OpenTok’s annotation tools are currently in beta and have a long way to compete with some of the more advanced tools in video collaboration. But, they are off to an amazing start. Not too many platforms currently allow live annotations, but those that do are leaving our experiences fulfilled.

Polycom (NewsAlert), for example, calls their version of annotation “video whiteboarding.” They actually have created physical tools that allow “in-meeting annotation” and that enable participants to share those annotations on any standard whiteboard or LCD display to everyone on a call.

While basic tools and free form shapes are being made available through these platforms, colleges, such as Harvard’s MIT (NewsAlert), are searching for new ways to make rich annotations available – which would mean encoding more complex algorithms and allowing even more people to join the conversation simultaneously across a variety of streams and a variety of platforms.

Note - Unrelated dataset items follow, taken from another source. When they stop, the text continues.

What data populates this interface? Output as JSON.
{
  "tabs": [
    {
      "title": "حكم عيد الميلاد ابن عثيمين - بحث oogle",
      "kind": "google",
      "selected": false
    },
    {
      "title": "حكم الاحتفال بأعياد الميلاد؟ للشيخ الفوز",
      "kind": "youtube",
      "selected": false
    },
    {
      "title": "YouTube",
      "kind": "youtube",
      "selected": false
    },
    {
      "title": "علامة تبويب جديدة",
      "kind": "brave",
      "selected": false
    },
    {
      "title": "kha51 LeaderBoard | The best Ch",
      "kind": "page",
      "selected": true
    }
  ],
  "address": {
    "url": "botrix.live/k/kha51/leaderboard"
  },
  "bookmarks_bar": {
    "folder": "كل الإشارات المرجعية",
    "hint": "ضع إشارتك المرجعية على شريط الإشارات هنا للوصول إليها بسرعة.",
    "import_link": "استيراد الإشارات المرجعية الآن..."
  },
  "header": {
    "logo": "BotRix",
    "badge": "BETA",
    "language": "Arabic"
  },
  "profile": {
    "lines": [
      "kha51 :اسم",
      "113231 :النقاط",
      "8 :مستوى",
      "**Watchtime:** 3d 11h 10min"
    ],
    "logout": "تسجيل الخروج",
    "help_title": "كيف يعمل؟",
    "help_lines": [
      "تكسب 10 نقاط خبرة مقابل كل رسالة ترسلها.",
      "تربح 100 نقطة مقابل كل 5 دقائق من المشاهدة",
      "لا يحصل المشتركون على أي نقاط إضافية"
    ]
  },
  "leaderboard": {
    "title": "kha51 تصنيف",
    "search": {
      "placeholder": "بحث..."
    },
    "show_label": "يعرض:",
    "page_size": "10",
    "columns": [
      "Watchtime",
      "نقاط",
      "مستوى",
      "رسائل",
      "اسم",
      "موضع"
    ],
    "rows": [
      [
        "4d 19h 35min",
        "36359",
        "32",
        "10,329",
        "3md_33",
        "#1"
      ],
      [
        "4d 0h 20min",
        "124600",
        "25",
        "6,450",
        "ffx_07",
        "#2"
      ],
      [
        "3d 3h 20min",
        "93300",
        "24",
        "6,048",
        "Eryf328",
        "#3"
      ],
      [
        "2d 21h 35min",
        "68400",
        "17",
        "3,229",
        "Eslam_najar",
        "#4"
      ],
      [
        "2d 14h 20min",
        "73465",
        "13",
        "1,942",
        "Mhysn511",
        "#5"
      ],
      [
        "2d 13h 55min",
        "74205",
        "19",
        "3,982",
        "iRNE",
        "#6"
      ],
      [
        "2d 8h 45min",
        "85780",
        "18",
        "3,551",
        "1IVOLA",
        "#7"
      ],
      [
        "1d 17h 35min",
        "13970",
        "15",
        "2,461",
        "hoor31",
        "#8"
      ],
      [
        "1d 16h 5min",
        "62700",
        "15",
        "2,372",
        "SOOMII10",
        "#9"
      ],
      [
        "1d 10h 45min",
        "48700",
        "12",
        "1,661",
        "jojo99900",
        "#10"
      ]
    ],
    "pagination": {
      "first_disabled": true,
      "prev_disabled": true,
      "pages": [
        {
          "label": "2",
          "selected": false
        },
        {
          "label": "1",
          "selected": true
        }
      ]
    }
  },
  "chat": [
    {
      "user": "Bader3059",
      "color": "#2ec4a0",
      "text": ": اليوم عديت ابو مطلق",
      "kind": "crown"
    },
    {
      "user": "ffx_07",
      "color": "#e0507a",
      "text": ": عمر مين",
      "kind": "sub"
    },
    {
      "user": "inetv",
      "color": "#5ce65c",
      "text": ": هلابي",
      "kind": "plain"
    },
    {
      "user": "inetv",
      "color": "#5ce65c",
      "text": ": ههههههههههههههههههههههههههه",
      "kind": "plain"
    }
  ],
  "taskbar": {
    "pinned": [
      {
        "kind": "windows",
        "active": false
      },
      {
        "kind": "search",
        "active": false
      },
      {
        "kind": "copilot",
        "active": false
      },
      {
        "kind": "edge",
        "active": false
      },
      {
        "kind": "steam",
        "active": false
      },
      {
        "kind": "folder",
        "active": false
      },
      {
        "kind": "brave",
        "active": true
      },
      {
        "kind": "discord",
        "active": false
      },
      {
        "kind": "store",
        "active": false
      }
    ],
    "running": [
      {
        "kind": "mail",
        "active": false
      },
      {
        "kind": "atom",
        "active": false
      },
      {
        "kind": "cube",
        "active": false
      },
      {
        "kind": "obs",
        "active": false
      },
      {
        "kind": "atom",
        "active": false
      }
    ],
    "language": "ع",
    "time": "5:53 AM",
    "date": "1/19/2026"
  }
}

In technology, only one’s imagination limits progress. You may not see a need for rich annotation at this point. But in the future, you may wonder how you got along without it. We can thank companies like TokBox and Polycom for their contributions to innovation and for making productivity a forefront of our video conferencing platforms.

This is perhaps an unpredicted and overlooked trend to hit 2016. Will we see more in-conference possibilities that help our business and tech support efforts become more productive? Rumor has it that Elliot Associates’ billionaire, Paul Singer, is pushing for a Polycom integration with Mitel to do just that.